An army of Matildas, Big Friendly Giants, and Oompa-Loompas descended on a Thornton school to celebrate the opening of its new library.
Pupils and staff at Royles Brook Primary School, in Marsh Lane, also raised over £200 for Roald Dahl’s Marvellous Children’s Charity as they dressed up as some of the author’s most famous characters .
The national event – called Dahlicious Dress Up Day – coincided with the opening of the school’s new library, which has undergone a £5,000 facelift funded by its PTFA, which also raised £2,000 for new books.
Literacy leader Carla Robinson said: “It was great fun and it was brilliant to bring the author to life.
“All the children went to the library and were able to look at the books and spend some time there.”
The youngsters used inspiration from some of Dahl’s best loved books, which have been the childhood cornerstones for decades, including Charlie and the Chocolate Factory, The Witches, James and the Giant Peach and The Enormous Crocodile.
We promote books in any way we can. They are very popular and the children take books home every week
School librarian Sharon Slate said: “It was great watching the children’s faces. They enjoyed it so much.
“We promote books in any way we can.
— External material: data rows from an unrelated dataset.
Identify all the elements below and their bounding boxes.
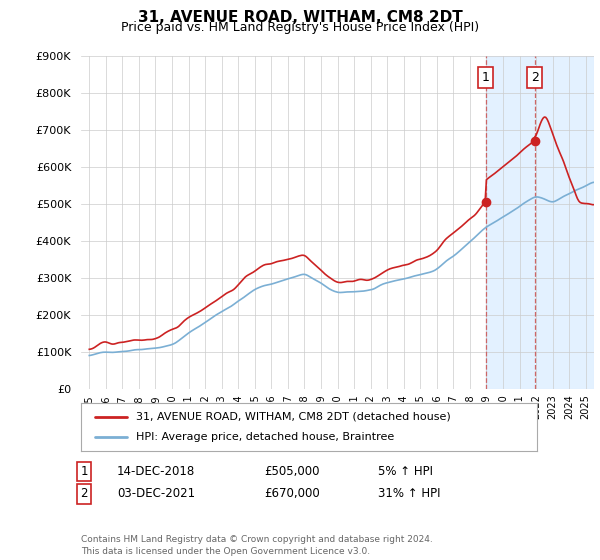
- Text: 1: 1: [482, 71, 490, 84]
- Text: 2: 2: [531, 71, 539, 84]
- Text: £505,000: £505,000: [264, 465, 320, 478]
- Text: 5% ↑ HPI: 5% ↑ HPI: [378, 465, 433, 478]
- Text: HPI: Average price, detached house, Braintree: HPI: Average price, detached house, Brai…: [136, 432, 394, 442]
- Text: 03-DEC-2021: 03-DEC-2021: [117, 487, 195, 501]
- Text: 1: 1: [80, 465, 88, 478]
- Text: Contains HM Land Registry data © Crown copyright and database right 2024.
This d: Contains HM Land Registry data © Crown c…: [81, 535, 433, 556]
- Text: 31, AVENUE ROAD, WITHAM, CM8 2DT (detached house): 31, AVENUE ROAD, WITHAM, CM8 2DT (detach…: [136, 412, 451, 422]
- Text: 31% ↑ HPI: 31% ↑ HPI: [378, 487, 440, 501]
- Text: 31, AVENUE ROAD, WITHAM, CM8 2DT: 31, AVENUE ROAD, WITHAM, CM8 2DT: [137, 10, 463, 25]
- Bar: [486, 56, 594, 389]
- Text: £670,000: £670,000: [264, 487, 320, 501]
- Text: Price paid vs. HM Land Registry's House Price Index (HPI): Price paid vs. HM Land Registry's House …: [121, 21, 479, 34]
- Text: 2: 2: [80, 487, 88, 501]
- Text: 14-DEC-2018: 14-DEC-2018: [117, 465, 195, 478]
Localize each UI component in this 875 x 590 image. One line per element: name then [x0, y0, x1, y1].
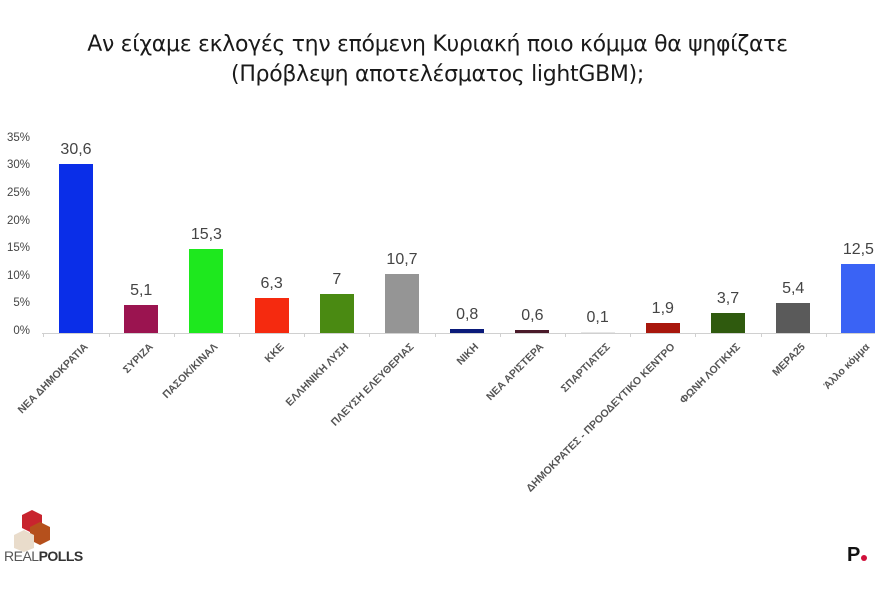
- x-axis-tick: [695, 333, 697, 337]
- chart-title: Αν είχαμε εκλογές την επόμενη Κυριακή πο…: [0, 30, 875, 90]
- x-axis-tick: [43, 333, 45, 337]
- bar: [841, 264, 875, 333]
- bar-value-label: 7: [332, 271, 342, 289]
- x-axis-tick: [369, 333, 371, 337]
- bar-value-label: 1,9: [651, 299, 674, 317]
- chart-title-line2: (Πρόβλεψη αποτελέσματος lightGBM);: [231, 62, 644, 87]
- bar-value-label: 12,5: [842, 241, 874, 258]
- y-tick-label: 0%: [13, 325, 30, 337]
- p-logo: P: [847, 544, 868, 567]
- bar-value-label: 0,1: [586, 309, 609, 327]
- red-dot-icon: [861, 555, 868, 561]
- bar: [124, 304, 159, 333]
- y-tick-label: 10%: [6, 269, 30, 282]
- cubes-icon: [14, 510, 50, 552]
- x-axis-line: [42, 333, 875, 334]
- bar-value-label: 0,6: [521, 306, 544, 324]
- logo-text-real: REAL: [4, 548, 39, 564]
- x-category-label: ΝΙΚΗ: [454, 341, 482, 368]
- bar: [319, 294, 354, 333]
- bar-value-label: 3,7: [716, 289, 740, 307]
- x-category-label: ΜΕΡΑ25: [770, 341, 808, 379]
- bar: [59, 164, 93, 333]
- x-axis-tick: [239, 333, 240, 337]
- bar: [645, 322, 680, 333]
- x-category-label: ΝΕΑ ΔΗΜΟΚΡΑΤΙΑ: [15, 341, 91, 417]
- y-tick-label: 30%: [6, 159, 30, 172]
- bar-value-label: 0,8: [456, 305, 479, 323]
- bar: [515, 329, 550, 333]
- x-category-label: ΚΚΕ: [262, 341, 287, 366]
- x-category-label: ΠΑΣΟΚ/ΚΙΝΑΛ: [160, 341, 221, 401]
- x-axis-tick: [173, 333, 175, 337]
- logo-text-polls: POLLS: [38, 548, 84, 564]
- x-axis-tick: [434, 333, 436, 337]
- x-category-label: ΣΥΡΙΖΑ: [121, 341, 156, 376]
- bar: [254, 298, 289, 333]
- bar-value-label: 5,1: [130, 281, 153, 299]
- bar: [711, 312, 745, 333]
- bar: [189, 248, 224, 333]
- realpolls-wordmark: REALPOLLS: [4, 548, 83, 564]
- x-axis-tick: [499, 333, 501, 337]
- bar: [450, 328, 485, 333]
- x-axis-tick: [630, 333, 632, 337]
- y-tick-label: 35%: [6, 131, 30, 144]
- bar-value-label: 10,7: [386, 250, 418, 268]
- x-axis-tick: [565, 333, 566, 337]
- bar: [580, 332, 615, 333]
- x-axis-tick: [108, 333, 110, 337]
- bar-value-label: 30,6: [60, 141, 92, 159]
- bar: [385, 273, 419, 333]
- bar: [776, 303, 811, 333]
- x-category-label: ΣΠΑΡΤΙΑΤΕΣ: [558, 341, 613, 395]
- p-logo-letter: P: [847, 544, 861, 566]
- bar-value-label: 15,3: [190, 225, 222, 243]
- x-category-label: ΔΗΜΟΚΡΑΤΕΣ - ΠΡΟΟΔΕΥΤΙΚΟ ΚΕΝΤΡΟ: [523, 341, 678, 495]
- bar-value-label: 5,4: [782, 280, 805, 298]
- x-category-label: ΕΛΛΗΝΙΚΗ ΛΥΣΗ: [283, 341, 352, 409]
- y-tick-label: 20%: [6, 214, 30, 227]
- x-axis-tick: [825, 333, 827, 337]
- y-tick-label: 5%: [13, 297, 30, 310]
- x-axis-tick: [760, 333, 762, 337]
- realpolls-logo: [4, 508, 84, 568]
- bar-value-label: 6,3: [260, 275, 283, 293]
- x-category-label: ΝΕΑ ΑΡΙΣΤΕΡΑ: [484, 341, 547, 404]
- y-tick-label: 25%: [6, 187, 30, 199]
- chart-title-line1: Αν είχαμε εκλογές την επόμενη Κυριακή πο…: [87, 32, 788, 57]
- x-category-label: Άλλο κόμμα: [821, 341, 873, 392]
- x-axis-tick: [304, 333, 306, 337]
- x-category-label: ΦΩΝΗ ΛΟΓΙΚΗΣ: [677, 341, 743, 407]
- y-tick-label: 15%: [6, 242, 30, 255]
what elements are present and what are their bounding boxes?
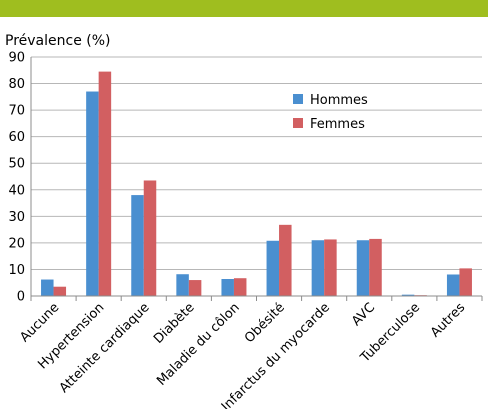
top-accent-bar	[0, 0, 488, 17]
bars	[41, 71, 472, 297]
bar-hommes	[131, 195, 144, 296]
bar-femmes	[233, 278, 247, 296]
axes	[30, 57, 483, 301]
bar-femmes	[459, 268, 472, 296]
bar-hommes	[401, 294, 415, 296]
bar-femmes	[188, 280, 202, 296]
x-tick-label: Diabète	[151, 300, 198, 347]
bar-femmes	[324, 239, 337, 296]
bar-femmes	[98, 71, 112, 296]
grid-lines	[31, 56, 482, 270]
bar-femmes	[143, 180, 157, 296]
bar-hommes	[356, 240, 370, 296]
y-tick-label: 10	[8, 263, 25, 278]
x-tick-label: AVC	[349, 300, 378, 329]
legend-swatch	[293, 118, 303, 128]
bar-femmes	[279, 224, 292, 296]
y-tick-label: 90	[8, 51, 25, 66]
y-axis-title: Prévalence (%)	[5, 33, 111, 49]
legend: Hommes Femmes	[293, 93, 368, 132]
y-tick-label: 20	[8, 236, 25, 251]
x-tick-label: Atteinte cardiaque	[57, 300, 153, 396]
y-tick-label: 0	[17, 290, 25, 305]
y-tick-label: 30	[8, 210, 25, 225]
x-tick-label: Aucune	[17, 300, 62, 345]
legend-label: Hommes	[310, 93, 368, 108]
bar-hommes	[176, 274, 189, 296]
bar-femmes	[53, 286, 67, 296]
y-tick-label: 60	[8, 130, 25, 145]
x-tick-label: Maladie du côlon	[154, 300, 243, 389]
bar-hommes	[41, 279, 54, 296]
legend-label: Femmes	[310, 117, 365, 132]
bar-hommes	[446, 274, 460, 296]
x-tick-label: Autres	[428, 300, 469, 341]
y-tick-label: 70	[8, 104, 25, 119]
bar-femmes	[369, 238, 382, 296]
y-tick-label: 80	[8, 77, 25, 92]
legend-swatch	[293, 94, 303, 104]
bar-hommes	[86, 91, 99, 297]
y-tick-labels: 0 10 20 30 40 50 60 70 80 90	[8, 51, 25, 305]
bar-hommes	[221, 279, 234, 296]
x-tick-label: Obésité	[242, 300, 288, 346]
y-tick-label: 40	[8, 183, 25, 198]
bar-hommes	[311, 240, 325, 296]
bar-hommes	[266, 240, 280, 296]
y-tick-label: 50	[8, 157, 25, 172]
They are very popular and the children take books home every week.”
The PTFA raised the cash for the refurb and books through its summer and Christmas fairs, regular film nights, which see pupils go to school in their pyjamas to watch their favourite flicks, and bingo evenings.
Dahlicious Dress Up Day saw kids around the country dump their school uniforms in exchange for £1 donations to the charity set up by the author’s widow Felicity after his death in 1990.
It changed its name from Roald Dahl Foundation to Roald Dahl’s Marvellous Children’s Charity in November 2010, and has helped more than 4,000 seriously ill children and their families to date and has funded 400 grassroots projects.
From hot shot airman to one of the country’s best loved authors
Born in September 1916 in Cardiff, Wales, Roald Dahl released his first book at the age of 25.
‘Shot Down Over Libya’ told the story of Dahl’s wartime adventures and described how he was badly hurt after crashing his fighter plane in the desert just days after his birthday in 1940.
Dahl’s time in the RAF also gave birth to creatures more often linked with Hollywood than the Welsh author: The Gremlins.
Dahl’s children’s book, published in 1943, told of mischievous little creatures that were once only known as part of RAF folklore.
Gremlins became a household name after Joe Dante’s cult movie was released in 1984.
Dahl went on to write another 16 children’s books, as well as several poems, novels, and short stories. He died aged 74 in 1990.